O advogado da acusação, Ignacio Trimarco, acredita que Emmily foi drogada para ser sexualmente abusada.
O advogado da acusação, Ignacio Trimarco, acredita que Emmily foi drogada para ser sexualmente abusada. © Márcio Resende/RFI

Versão de suicídio inconsciente ganha força

A decisão de acatar o pedido de liberdade feito pela defesa de Francisco Sáenz Valiente é visto como um claro sinal de que a versão da morte da brasileira Emmily Gomes por suicídio sob efeito alucinógeno prevalece sobre a versão da acusação de feminicídio para encobrir uma tentativa de abuso sexual.

“Emmily havia bebido álcool e tomado drogas desde as 22 horas do dia anterior. Foram onze horas de consumo. Esse é o problema de tudo isso: um surto psicótico por alto consumo e mistura de drogas. E depois, infelizmente, teve esse resultado [a morte]”, avalia o advogado da defesa, Rafael Cúneo Libarona.

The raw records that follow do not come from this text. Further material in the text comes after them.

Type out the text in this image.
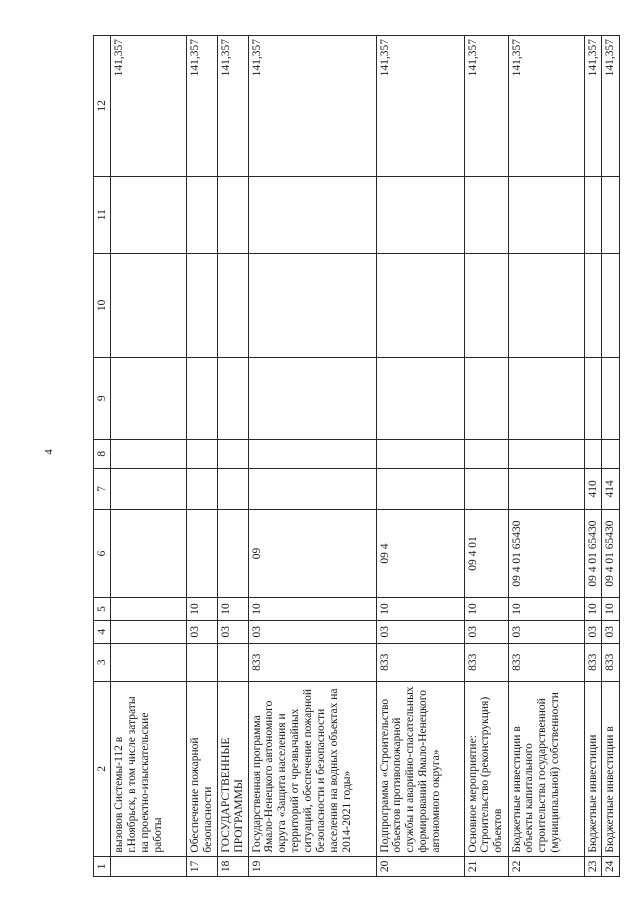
4
1	2	3	4	5	6	7	8	9	10	11	12
	вызовов Системы-112 в г.Ноябрьск, в том числе затраты на проектно-изыскательские работы										141,357
17	Обеспечение пожарной безопасности		03	10							141,357
18	ГОСУДАРСТВЕННЫЕ ПРОГРАММЫ		03	10							141,357
19	Государственная программа Ямало-Ненецкого автономного округа «Защита населения и территорий от чрезвычайных ситуаций, обеспечение пожарной безопасности и безопасности населения на водных объектах на 2014-2021 годы»	833	03	10	09						141,357
20	Подпрограмма «Строительство объектов противопожарной службы и аварийно-спасательных формирований Ямало-Ненецкого автономного округа»	833	03	10	09 4						141,357
21	Основное мероприятие: Строительство (реконструкция) объектов	833	03	10	09 4 01						141,357
22	Бюджетные инвестиции в объекты капитального строительства государственной (муниципальной) собственности	833	03	10	09 4 01 65430						141,357
23	Бюджетные инвестиции	833	03	10	09 4 01 65430	410					141,357
24	Бюджетные инвестиции в	833	03	10	09 4 01 65430	414					141,357
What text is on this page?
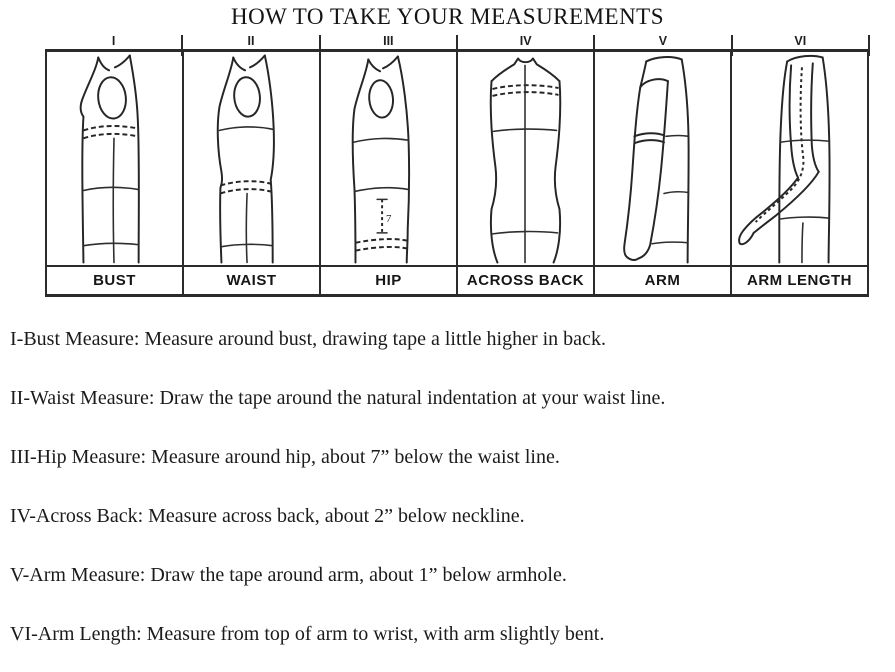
HOW TO TAKE YOUR MEASUREMENTS
I	II	III	IV	V	VI
7
BUST	WAIST	HIP	ACROSS BACK	ARM	ARM LENGTH
I-Bust Measure: Measure around bust, drawing tape a little higher in back.
II-Waist Measure: Draw the tape around the natural indentation at your waist line.
III-Hip Measure: Measure around hip, about 7” below the waist line.
IV-Across Back: Measure across back, about 2” below neckline.
V-Arm Measure: Draw the tape around arm, about 1” below armhole.
VI-Arm Length: Measure from top of arm to wrist, with arm slightly bent.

A acusação tem outra versão: “Pode ser que um abuso sexual tenha acontecido através do uso de drogas e que, num momento, a vítima tenha recuperado o seu estado de consciência e, ao perceber o que lhe estava acontecendo, começou a gritar, pedindo socorro e, infelizmente, terminou jogada do sexto andar”, indica o advogado Ignacio Trimarco.

“Não foi que alguém tenha desejado abusar sexualmente dela. Então, ela percebeu essa tentativa e teve um surto psicótico. Não. Ninguém entendia o que acontecia. As testemunhas viram o surto psicótico com os seus próprios olhos”, rebate Cúneo Libarona.

Para convencer o juiz de determinar a “falta de mérito” em todos os delitos, ordenando a imediata liberdade do acusado, foram cruciais os depoimentos das testemunhas que admitiram o consumo de álcool, maconha, cocaína e cocaína rosa, uma droga sintética que pode provocar efeitos alucinógenos.

“Os depoimentos das testemunhas que estiveram no apartamento indicam que Emmily vinha consumindo drogas. Uma das testemunhas, Lía Alves, disse que foi embora do apartamento porque estava com medo de Emmily. Com esse testemunho, provamos o surto psicótico”, aponta Cúneo Libarona.

Ele relembra que, depois de sair do apartamento, a testemunha Lía Alves enviou mensagens ao empresário nas quais descreveu Emmily como a personagem principal do filme “O Exorcista”, sem saber que a brasileira já tinha pulado. “Foi uma conversa espontânea”, garante o advogado.

As chamadas ao número de emergência por parte do próprio empresário também foram determinantes para a decisão de liberdade.

“Como é possível que uma pessoa que queira matar a outra ligue duas vezes para a polícia antes do homicídio e tudo isso em dois minutos? Impossível. Ele ligou duas vezes para a emergência. Emmily escapou, quebrou a janela e pulou. A polícia chegou assim que ela caiu porque Sáenz Valiente chamou”, descreve Cúneo Libarona.

As ligações foram registradas às 9h10 e às 9h13 da manhã do dia 30 de março. A queda aconteceu às 9h18, cinco minutos depois.

Versão de abuso sexual perde força

O advogado da família de Emmily, Ignacio Trimarco, tinha duas evidências para sustentar o argumento de abuso sexual: a presença de preservativos usados no lixo e uma lesão que indicaria resistência por parte de Emmily a ser jogada pela janela.

No entanto, as perícias concluíram que os preservativos eram antigos, sem vestígios de sêmen nem de sangue e que a lesão não era conclusiva como compatível com manobras de defesa.

O médico legista responsável pela autópsia, Héctor Di Salvo, chegou a declarar que havia presença de uma espuma branca na região da boca que seria compatível com o uso de drogas. Além disso, Emmily caiu sem se proteger com as mãos num indício de que estava inconsciente do que fazia.

Segundo Di Salvo, todas as feridas eram compatíveis com a queda. Não havia lesões compatíveis com abuso sexual. O resultado do exame toxicológico só sairá dentro de duas semanas.

Depois de passar 20 dias preso, o empresário ficará em liberdade, indiciado e submetido ao processo, mas sem antecedentes penais.